Saí da redação lembrando das minhas aulas de antropologia.
Etapa 1 - Estranhamento
Uma não-católica com a missão de aprender várias coisas sobre o catolicismo, e mais, processar tudo isso na mente, tentar entender, respeitar, compreender. Estranhamento é a etapa em que a pessoa sai do seu ambiente comum. Porque essas pessoas estão aqui celebrando? Qual a importâcia desta santa? Tudo isso passou pela minha cabeça. Parece bobo, né?
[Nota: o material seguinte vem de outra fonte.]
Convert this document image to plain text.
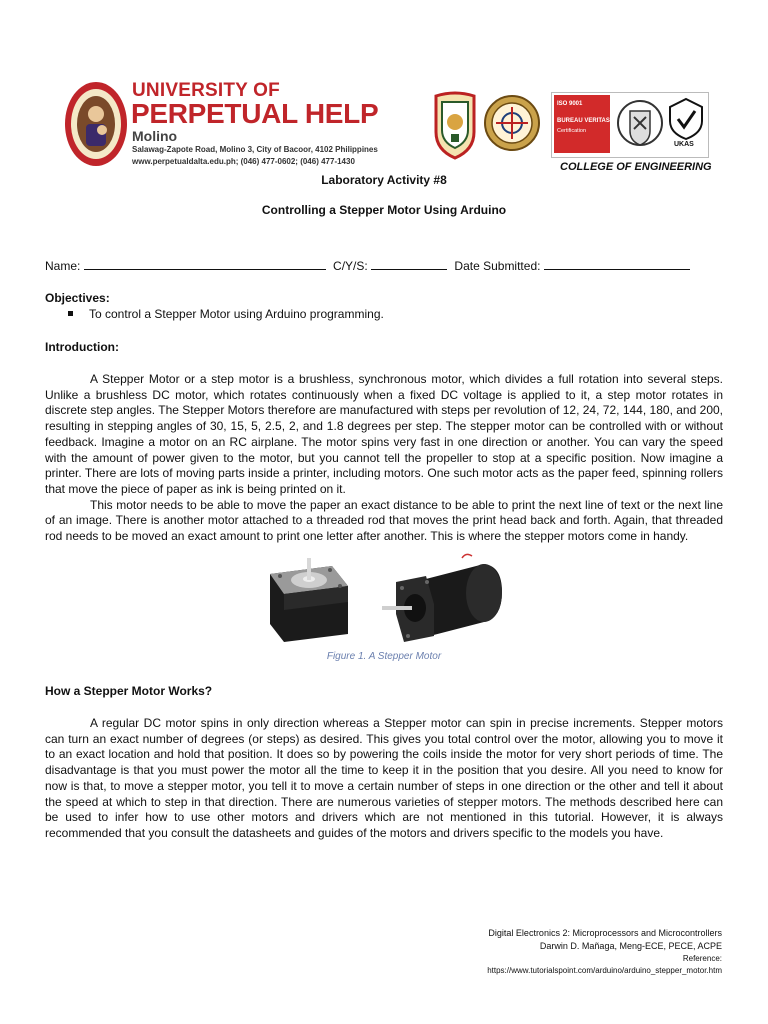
UNIVERSITY OF
PERPETUAL HELP
Molino
Salawag-Zapote Road, Molino 3, City of Bacoor, 4102 Philippines
www.perpetualdalta.edu.ph; (046) 477-0602; (046) 477-1430
ISO 9001
BUREAU VERITAS
Certification
UKAS
COLLEGE OF ENGINEERING
Laboratory Activity #8
Controlling a Stepper Motor Using Arduino
Name:	C/Y/S:	Date Submitted:
Objectives:
To control a Stepper Motor using Arduino programming.
Introduction:

A Stepper Motor or a step motor is a brushless, synchronous motor, which divides a full rotation into several steps. Unlike a brushless DC motor, which rotates continuously when a fixed DC voltage is applied to it, a step motor rotates in discrete step angles. The Stepper Motors therefore are manufactured with steps per revolution of 12, 24, 72, 144, 180, and 200, resulting in stepping angles of 30, 15, 5, 2.5, 2, and 1.8 degrees per step. The stepper motor can be controlled with or without feedback. Imagine a motor on an RC airplane. The motor spins very fast in one direction or another. You can vary the speed with the amount of power given to the motor, but you cannot tell the propeller to stop at a specific position. Now imagine a printer. There are lots of moving parts inside a printer, including motors. One such motor acts as the paper feed, spinning rollers that move the piece of paper as ink is being printed on it.

This motor needs to be able to move the paper an exact distance to be able to print the next line of text or the next line of an image. There is another motor attached to a threaded rod that moves the print head back and forth. Again, that threaded rod needs to be moved an exact amount to print one letter after another. This is where the stepper motors come in handy.

Figure 1. A Stepper Motor
How a Stepper Motor Works?

A regular DC motor spins in only direction whereas a Stepper motor can spin in precise increments. Stepper motors can turn an exact number of degrees (or steps) as desired. This gives you total control over the motor, allowing you to move it to an exact location and hold that position. It does so by powering the coils inside the motor for very short periods of time. The disadvantage is that you must power the motor all the time to keep it in the position that you desire. All you need to know for now is that, to move a stepper motor, you tell it to move a certain number of steps in one direction or the other and tell it about the speed at which to step in that direction. There are numerous varieties of stepper motors. The methods described here can be used to infer how to use other motors and drivers which are not mentioned in this tutorial. However, it is always recommended that you consult the datasheets and guides of the motors and drivers specific to the models you have.

Digital Electronics 2: Microprocessors and Microcontrollers
Darwin D. Mañaga, Meng-ECE, PECE, ACPE
Reference:
https://www.tutorialspoint.com/arduino/arduino_stepper_motor.htm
Afinal, é a Igreja Católica, tá aí há trocentos anos... Enfim, estranhei-me.
Etapa 2 - Entranhamento
Imergi no desconhecido. Na verdade minha missão era achar duas pessoas que tivessem histórias interessantes, pagamentos de promessas, agradecimentos. Mas a correria e a confusão fez com que eu perdesse minha cinegrafista. Foi como perder uma carteira no meio de um show de rock, fiquei doida, ela é muito baixinha! Perdi o foco nas pessoas e tentei achá-la.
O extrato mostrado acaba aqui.